Of course as I continue down the Azure path I’ve run into the many different limitations, gotchas and ideology clashes that have caused me several headaches over the past couple years. I think most of them can be traced back to my decision to use Azure Table Storage as my first post on Azure development is how I ran up against some of the limitations I wasn’t completely aware of and this continued with several more posts dedicated to overcoming the shortcomings of Microsoft’s NOSQL storage backend. Since then I’ve delved into other aspects of the Azure platform but today I’m not going to talk about any of the technology per se, no today I’m going to tell you about what happens when you hit your subscription/spending limit, something which can happen with only a couple mouse clicks.
I’m currently on a program called Microsoft BizSpark a kind of partner program whereby Microsoft and several other companies provide resources to people looking to build their own start ups. Among the many awesome benefits I get from this (including a MSDN subscription that gives me access to most of the Microsoft catalogue of software, all for free) Microsoft also provides me with an Azure subscription that gives me access to a certain amount of resources. Probably the best part of this offer is the 1500 hours of free compute time which allows me to run 2 small instances 24/7. Additionally I’ve also got access to the upcoming Azure Websites functionality which I used for a website I developed for a friend’s wedding. However just before the wedding was about to go ahead the website suddenly became unavailable and I went to investigate why.
As it turned out I had somehow hit my compute hours limit for that month which results in all your services being suspended until the rollover period. It appears this was due to me switching the website from the free tier to the shared tier which then counts as consuming compute hours whenever someone hits the site. Removing the no-spend block on it did not immediately resolve the issue however a support query to Microsoft saw the website back online within an hour.

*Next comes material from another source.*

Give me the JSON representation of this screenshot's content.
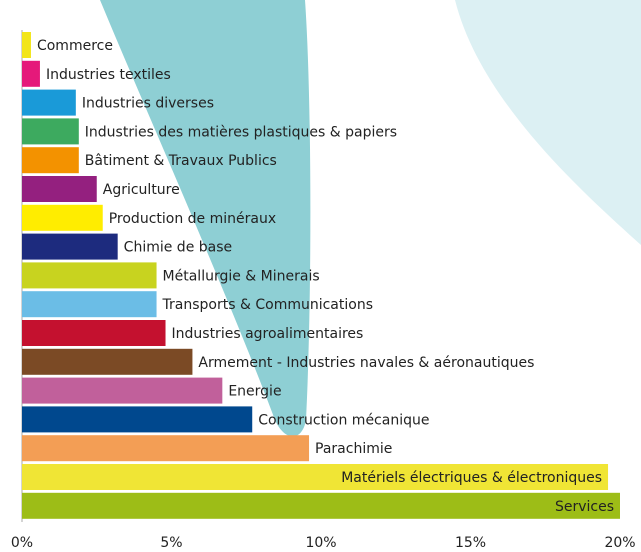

However my other project, the one that would be chewing up the lion’s share of those compute hours, seemed to have up and disappeared even though the environment was still largely in tact.
This is in fact expected behaviour for when you hit either your subscription or spending limit for a particular month. Suspended VMs on Windows Azure don’t count as being inactive and will thus continue to cost you money even whilst they’re not in use. To get around this should you hit your spending limits those VMs will be deleted, saving you money but also causing some potential data loss. Now this might not be an issue for most people, for me all it entailed was republishing them from Visual Studio, but should you be storing anything critical on the local storage of an Azure role it will be gone forever. Whilst the nature of the cloud should make you wary of storing anything on non-permanent storage (like Azure Tables, SQL, blob storage) it’s still a gotcha that you probably wouldn’t be aware of until you ran into a situation similar to mine.
Like any platform there are certain aspects of Windows Azure that you have to plan for and chief among them is your spending limits. It’s pretty easy to simply put in your credit card details and then go crazy by provisioning as many VMs as you want but sooner or later you’ll be looking to put limits on it and it’s then that you have the potential to run into these kinds of issues.